# Small Epiphany



## Traggy (Jan 26, 2012)

Dunno, this is probably just a wordy way of saying it is better to love and lost, than to of never loved at all... 

But..

We took a shot, we lived life. The pain we are feeling is because we took that shot. It is a sign that we did something great and the better it was the more pain we all feel now. The sadness, the loss, and uncertainty are with us now. Remember though, we took a shot. 

We tried. 

And we will try again, because it is not in us to be alone. We are not those people. Do not let these moments define you, just know you are feeling them because you lived. 

And we will all live again, but maybe just a bit wiser next time when we decide to take another shot.


----------



## yellowsubmarine (Feb 3, 2012)

Nice post. True, true. I don't want to lose hope, but one part of me has died.


----------



## Traggy (Jan 26, 2012)

yellowsubmarine said:


> Nice post. True, true. I don't want to lose hope, but one part of me has died.

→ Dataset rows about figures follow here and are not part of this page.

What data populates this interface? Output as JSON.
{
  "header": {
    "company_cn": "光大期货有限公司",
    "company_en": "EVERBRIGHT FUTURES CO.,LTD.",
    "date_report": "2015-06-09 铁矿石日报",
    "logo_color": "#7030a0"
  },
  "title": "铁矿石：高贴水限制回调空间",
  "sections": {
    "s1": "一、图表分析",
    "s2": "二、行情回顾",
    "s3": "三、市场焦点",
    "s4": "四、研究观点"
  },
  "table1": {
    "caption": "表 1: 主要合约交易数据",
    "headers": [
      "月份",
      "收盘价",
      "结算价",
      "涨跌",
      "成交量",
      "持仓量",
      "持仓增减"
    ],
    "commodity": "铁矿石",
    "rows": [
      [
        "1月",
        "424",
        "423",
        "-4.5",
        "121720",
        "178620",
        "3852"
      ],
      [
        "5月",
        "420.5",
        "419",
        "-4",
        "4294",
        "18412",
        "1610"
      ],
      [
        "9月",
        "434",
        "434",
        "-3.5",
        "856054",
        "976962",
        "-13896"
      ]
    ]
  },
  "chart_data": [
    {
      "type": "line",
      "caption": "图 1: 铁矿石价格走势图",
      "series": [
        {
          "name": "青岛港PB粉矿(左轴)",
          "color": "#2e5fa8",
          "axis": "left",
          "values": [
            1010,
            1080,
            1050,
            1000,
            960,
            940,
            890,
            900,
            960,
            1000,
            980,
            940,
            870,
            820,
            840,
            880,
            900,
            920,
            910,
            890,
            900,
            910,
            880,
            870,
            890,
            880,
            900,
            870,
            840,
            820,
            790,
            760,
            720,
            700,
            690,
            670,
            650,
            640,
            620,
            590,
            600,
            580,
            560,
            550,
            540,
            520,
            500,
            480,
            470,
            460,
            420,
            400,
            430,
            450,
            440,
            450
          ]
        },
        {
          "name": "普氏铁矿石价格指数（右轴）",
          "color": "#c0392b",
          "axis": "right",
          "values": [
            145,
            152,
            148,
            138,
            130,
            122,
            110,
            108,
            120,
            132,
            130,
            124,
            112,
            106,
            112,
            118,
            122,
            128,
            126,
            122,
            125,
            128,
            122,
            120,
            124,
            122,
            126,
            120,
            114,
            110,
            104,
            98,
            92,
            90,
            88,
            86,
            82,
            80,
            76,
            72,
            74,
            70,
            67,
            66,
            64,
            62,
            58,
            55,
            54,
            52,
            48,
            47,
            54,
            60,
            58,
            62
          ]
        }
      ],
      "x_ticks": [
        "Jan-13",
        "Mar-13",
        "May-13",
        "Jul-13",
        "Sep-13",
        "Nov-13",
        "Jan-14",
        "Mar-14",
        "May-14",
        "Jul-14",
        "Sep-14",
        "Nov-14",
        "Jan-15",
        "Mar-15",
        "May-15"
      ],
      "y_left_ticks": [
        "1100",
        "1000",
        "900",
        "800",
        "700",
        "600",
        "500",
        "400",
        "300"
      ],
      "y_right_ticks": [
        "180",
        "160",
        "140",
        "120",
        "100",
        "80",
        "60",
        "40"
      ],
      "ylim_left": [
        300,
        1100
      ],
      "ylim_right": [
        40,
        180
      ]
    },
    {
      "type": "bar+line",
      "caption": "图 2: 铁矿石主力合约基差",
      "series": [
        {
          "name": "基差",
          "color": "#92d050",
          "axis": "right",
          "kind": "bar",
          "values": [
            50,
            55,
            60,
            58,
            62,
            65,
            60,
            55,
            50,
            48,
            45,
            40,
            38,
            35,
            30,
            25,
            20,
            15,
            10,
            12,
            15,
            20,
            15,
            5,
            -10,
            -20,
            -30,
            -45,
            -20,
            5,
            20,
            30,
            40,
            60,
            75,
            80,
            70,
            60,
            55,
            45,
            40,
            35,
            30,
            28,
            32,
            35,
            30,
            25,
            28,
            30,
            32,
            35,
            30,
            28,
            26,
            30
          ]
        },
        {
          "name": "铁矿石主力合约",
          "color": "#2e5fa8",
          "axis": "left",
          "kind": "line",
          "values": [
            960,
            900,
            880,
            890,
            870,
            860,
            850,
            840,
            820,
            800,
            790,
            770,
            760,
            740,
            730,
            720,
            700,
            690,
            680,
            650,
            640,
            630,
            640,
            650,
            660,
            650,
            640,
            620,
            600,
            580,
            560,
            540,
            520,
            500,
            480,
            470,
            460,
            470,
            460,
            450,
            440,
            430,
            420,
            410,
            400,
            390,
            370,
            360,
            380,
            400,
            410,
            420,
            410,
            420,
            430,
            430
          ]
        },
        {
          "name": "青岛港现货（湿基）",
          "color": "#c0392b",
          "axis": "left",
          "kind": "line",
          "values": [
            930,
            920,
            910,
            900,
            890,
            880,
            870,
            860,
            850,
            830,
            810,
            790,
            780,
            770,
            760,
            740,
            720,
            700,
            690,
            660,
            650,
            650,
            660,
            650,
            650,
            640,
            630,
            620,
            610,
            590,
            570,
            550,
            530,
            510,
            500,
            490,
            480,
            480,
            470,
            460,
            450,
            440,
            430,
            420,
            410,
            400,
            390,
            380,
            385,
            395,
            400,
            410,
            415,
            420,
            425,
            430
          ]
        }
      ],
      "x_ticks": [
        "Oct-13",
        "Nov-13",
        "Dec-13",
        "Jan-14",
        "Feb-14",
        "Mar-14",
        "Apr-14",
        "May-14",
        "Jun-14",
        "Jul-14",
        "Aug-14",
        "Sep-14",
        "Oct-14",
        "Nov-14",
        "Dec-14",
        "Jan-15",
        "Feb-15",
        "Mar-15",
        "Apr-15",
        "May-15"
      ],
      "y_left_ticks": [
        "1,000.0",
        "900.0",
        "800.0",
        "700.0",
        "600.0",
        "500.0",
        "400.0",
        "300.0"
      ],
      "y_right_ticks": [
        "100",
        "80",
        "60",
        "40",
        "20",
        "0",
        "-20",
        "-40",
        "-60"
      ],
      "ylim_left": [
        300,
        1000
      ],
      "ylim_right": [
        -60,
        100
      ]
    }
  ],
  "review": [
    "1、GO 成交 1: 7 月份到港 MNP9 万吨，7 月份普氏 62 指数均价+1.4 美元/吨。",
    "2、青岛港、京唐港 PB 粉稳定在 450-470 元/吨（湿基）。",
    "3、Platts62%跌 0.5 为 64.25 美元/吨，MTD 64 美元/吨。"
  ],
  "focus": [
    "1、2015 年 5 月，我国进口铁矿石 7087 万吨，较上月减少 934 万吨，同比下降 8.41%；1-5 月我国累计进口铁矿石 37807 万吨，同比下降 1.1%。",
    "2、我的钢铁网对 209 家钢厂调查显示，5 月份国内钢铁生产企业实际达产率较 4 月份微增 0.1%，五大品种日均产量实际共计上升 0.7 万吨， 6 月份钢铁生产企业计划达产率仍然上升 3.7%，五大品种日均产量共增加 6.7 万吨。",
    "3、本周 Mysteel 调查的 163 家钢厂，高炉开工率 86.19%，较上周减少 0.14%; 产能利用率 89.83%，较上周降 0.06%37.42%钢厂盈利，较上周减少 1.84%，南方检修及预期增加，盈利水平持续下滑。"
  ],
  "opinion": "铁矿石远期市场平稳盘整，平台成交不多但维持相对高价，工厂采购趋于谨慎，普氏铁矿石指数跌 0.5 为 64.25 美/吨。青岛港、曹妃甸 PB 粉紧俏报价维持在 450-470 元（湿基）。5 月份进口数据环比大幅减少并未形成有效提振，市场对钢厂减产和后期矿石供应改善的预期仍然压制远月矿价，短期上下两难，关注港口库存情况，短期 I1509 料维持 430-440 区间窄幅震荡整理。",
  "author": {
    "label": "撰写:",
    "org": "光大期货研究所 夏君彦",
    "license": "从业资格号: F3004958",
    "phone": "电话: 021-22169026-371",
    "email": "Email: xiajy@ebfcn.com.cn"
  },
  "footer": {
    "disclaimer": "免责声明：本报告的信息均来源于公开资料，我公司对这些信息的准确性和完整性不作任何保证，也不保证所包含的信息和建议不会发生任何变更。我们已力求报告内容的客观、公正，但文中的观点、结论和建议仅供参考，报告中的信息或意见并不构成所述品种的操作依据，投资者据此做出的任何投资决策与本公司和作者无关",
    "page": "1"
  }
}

I do not like looking at things in such finality. What I mean is when you say something has died, I think that is a real defeatist way of looking at your situation and adds to the grief.

Nothing has died. It has just changed. You can not adapt to death, you can not change your outlook when you believe something is dead. It doesn't allow growth to me.

I dunno, I am just trying to help.


----------



## Jellybeans (Mar 8, 2011)

'Tis better to have loved and lost than never to have loved at all.


----------



## Jellybeans (Mar 8, 2011)

Traggy said:


> I do not like looking at things in such finality. What I mean is when you say something has died, I think that is a real defeatist way of looking at your situation and adds to the grief.


I don't think it's "defeatist" way of looking at things at all.

It's true: when you love and a relationship ends, it is kind of like a death. But from it springs new life. 

It's reality.

C'est la vie.


----------



## Traggy (Jan 26, 2012)

Jellybeans said:


> I don't think it's "defeatist" way of looking at things at all.
> 
> It's true: when you love and a relationship ends, it is kind of like a death. But from it springs new life.
> 
> ...


I hear ya, but I just see it a bit different. What makes sense in one's mind is all that matters really. 

Most of the time what I type I am typing to myself anyway haha.


----------